La destruction exige de convaincre la métropole de diriger cet immense effort, car la jeune Amérique britannique «ne saurait entreprendre d'abattre la Nouvelle-France sans l'appui de la métropole, sans l'action de la diplomatie, de la marine et des régiments anglais» (p. 111). Soutien métropolitain qui précisément fit défaut aux Canadiens dans la seconde phase du conflit. Au départ, en 1754, Londres n'est pas encore fixé sur l'objectif d'annexion, mais les Anglo-Américains commencent la guerre et convaincront le gouvernement en cours de conflit. Investissement militaire ruineux, qui provoquera les frictions que l'on sait entre la Grande-Bretagne et les Treize Colonies après la victoire.
En outre, après la victoire, l'objectif des Treize Colonies devait être maintenu durant les négociations diplomatiques. Frégault dégage comment, durant la négociation du traité de Paris, triompha en Angleterre l'option défendue avant tout par les Américains britanniques: conserver le Canada conquis. À Londres, on se rendait pourtant compte que cette annexion risquait de favoriser la rupture des Treize Colonies avec leur lien colonial. Choiseul misait déjà sur cette conséquence pour compenser la perte française par une perte anglaise, perte immense pour le commerce britannique. Cependant, soutient Frégault, la Grande-Bretagne fit preuve d'une remarquable hauteur de vues en favorisant la civilisation anglaise malgré ce risque: «Politique d'intelligence et de grandeur qui ne devait pas rester sans conséquence» (p. 454).
Bref, les Anglo-Américains ont considéré que leur expansion vers l'ouest était une nécessité vitale et, partant, que l'élimination de la Nouvelle-France l'était aussi. Il fallait anéantir le Canada par l'annexion, ce qui allait réduire les Canadiens à l'état de peuple «brisé», comme ils l'avouaient eux-mêmes.

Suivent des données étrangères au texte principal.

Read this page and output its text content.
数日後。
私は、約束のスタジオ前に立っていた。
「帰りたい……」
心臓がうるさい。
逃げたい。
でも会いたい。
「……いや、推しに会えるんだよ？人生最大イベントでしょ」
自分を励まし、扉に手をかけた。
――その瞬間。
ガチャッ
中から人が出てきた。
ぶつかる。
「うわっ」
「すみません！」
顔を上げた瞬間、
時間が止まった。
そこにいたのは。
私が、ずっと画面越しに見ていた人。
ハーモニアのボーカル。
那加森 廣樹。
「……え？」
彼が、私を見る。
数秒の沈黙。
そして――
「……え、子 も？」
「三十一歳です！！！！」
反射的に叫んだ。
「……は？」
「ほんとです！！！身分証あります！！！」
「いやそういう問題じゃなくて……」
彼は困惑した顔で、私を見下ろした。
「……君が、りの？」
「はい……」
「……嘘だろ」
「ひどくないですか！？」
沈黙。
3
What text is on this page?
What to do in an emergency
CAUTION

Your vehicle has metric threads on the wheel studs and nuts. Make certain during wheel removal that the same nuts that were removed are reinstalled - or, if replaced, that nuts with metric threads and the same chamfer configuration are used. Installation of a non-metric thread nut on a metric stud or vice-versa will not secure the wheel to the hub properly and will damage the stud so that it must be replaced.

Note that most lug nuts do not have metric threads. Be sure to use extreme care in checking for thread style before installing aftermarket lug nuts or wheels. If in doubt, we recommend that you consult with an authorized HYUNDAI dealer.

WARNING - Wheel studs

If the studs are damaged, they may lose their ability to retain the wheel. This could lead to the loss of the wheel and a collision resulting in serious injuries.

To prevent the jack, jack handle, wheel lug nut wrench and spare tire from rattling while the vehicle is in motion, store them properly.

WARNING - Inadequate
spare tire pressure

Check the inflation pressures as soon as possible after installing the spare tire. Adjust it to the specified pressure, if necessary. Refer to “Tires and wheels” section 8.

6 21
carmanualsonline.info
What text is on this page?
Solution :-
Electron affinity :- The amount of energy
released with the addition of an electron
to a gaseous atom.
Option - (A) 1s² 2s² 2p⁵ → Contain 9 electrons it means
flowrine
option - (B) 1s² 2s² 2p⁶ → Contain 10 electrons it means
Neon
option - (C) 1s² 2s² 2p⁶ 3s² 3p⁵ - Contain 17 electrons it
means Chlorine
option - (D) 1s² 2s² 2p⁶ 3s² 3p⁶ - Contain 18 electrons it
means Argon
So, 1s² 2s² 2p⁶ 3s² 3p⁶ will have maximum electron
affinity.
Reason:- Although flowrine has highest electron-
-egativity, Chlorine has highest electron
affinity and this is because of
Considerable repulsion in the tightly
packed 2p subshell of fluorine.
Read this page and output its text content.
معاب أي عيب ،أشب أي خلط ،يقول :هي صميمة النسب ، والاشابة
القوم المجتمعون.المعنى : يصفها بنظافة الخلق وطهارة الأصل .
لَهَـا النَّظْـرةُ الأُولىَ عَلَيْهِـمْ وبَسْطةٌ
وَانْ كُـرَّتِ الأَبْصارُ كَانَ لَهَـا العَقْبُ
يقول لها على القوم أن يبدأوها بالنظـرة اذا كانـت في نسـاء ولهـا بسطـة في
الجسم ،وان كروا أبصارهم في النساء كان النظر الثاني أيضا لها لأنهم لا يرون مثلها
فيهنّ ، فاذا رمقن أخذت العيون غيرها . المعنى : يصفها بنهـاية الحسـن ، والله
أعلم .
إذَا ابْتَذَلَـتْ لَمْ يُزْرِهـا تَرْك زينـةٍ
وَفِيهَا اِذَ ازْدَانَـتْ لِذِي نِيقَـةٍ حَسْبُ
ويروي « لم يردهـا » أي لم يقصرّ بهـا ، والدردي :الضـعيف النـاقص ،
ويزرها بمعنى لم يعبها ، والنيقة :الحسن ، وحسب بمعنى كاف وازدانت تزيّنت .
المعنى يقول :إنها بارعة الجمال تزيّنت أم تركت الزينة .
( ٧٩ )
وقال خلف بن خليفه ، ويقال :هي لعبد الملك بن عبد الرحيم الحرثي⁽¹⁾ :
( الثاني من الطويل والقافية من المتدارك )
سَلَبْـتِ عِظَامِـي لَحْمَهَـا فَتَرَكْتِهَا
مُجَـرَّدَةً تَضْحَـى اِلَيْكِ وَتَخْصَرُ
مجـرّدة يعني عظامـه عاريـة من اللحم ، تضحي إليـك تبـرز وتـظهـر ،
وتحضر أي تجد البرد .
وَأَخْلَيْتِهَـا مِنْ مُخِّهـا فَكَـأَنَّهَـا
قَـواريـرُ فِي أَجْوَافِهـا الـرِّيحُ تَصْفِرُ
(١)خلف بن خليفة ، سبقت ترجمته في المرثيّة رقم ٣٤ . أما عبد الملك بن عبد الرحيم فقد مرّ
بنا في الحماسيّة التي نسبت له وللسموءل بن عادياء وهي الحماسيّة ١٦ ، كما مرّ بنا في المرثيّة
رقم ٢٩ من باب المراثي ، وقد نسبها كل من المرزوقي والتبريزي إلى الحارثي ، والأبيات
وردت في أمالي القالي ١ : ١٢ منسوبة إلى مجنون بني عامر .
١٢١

Le Canada était tout aussi déterminé à se défendre: c'était une lutte pour la vie qui s'entamait entre les deux mondes coloniaux. Cela explique ses premières victoires. Mais il est moins question de mérite militaire ici que d'un déterminisme, l'instinct vital. La supériorité des forces anglo-saxonnes constitue un second déterminisme. Le gouvernement français ne prenait pas pleinement la mesure des enjeux coloniaux et maritimes pour la puissance française. Frégault souligne que le régime de la monarchie absolue sous Louis XV est dépassé par l'évolution de sa société (jusqu'à la Révolution française), comparativement à la monarchie anglaise après la Révolution de 1688.
Dislocation de l'économie canadienne
La satisfaction des ambitions états-uniennes sur les «pays d'en haut» et l'Ohio entraîne la dislocation de toute l'économie canadienne, économie commerciale déployée à l'échelle de la Nouvelle-France. S'il est une nation qui pourrait célébrer ce 250e, c'est bien les États-Unis, certainement pas le Québec. Pour le peuple que l'on nomme désormais québécois, dénommé naguère canadien-français et jadis canadien, le coup porté par la Conquête est presque fatal. Une nation coloniale a un besoin vital de sa mère patrie dans les stades initiaux de son développement. Sa destinée normale, comme l'illustre l'histoire des Amériques, est de voler un jour de ses propres ailes. Ce développement s'est interrompu avant terme pour la nation «canadienne». La mutilation devint fatidique avec l'occupation de son territoire par les Américains britanniques, du Canada comme des États-Unis. Depuis lors, la nation canadienne a été condamnée à végéter: exclue du pouvoir politique régalien, exclue de la macro-économie, enlisée dans la médiocrité, elle n'a pu que se replier sur certains secteurs d'activité rurale pour maintenir une autonomie et une existence rudimentaires.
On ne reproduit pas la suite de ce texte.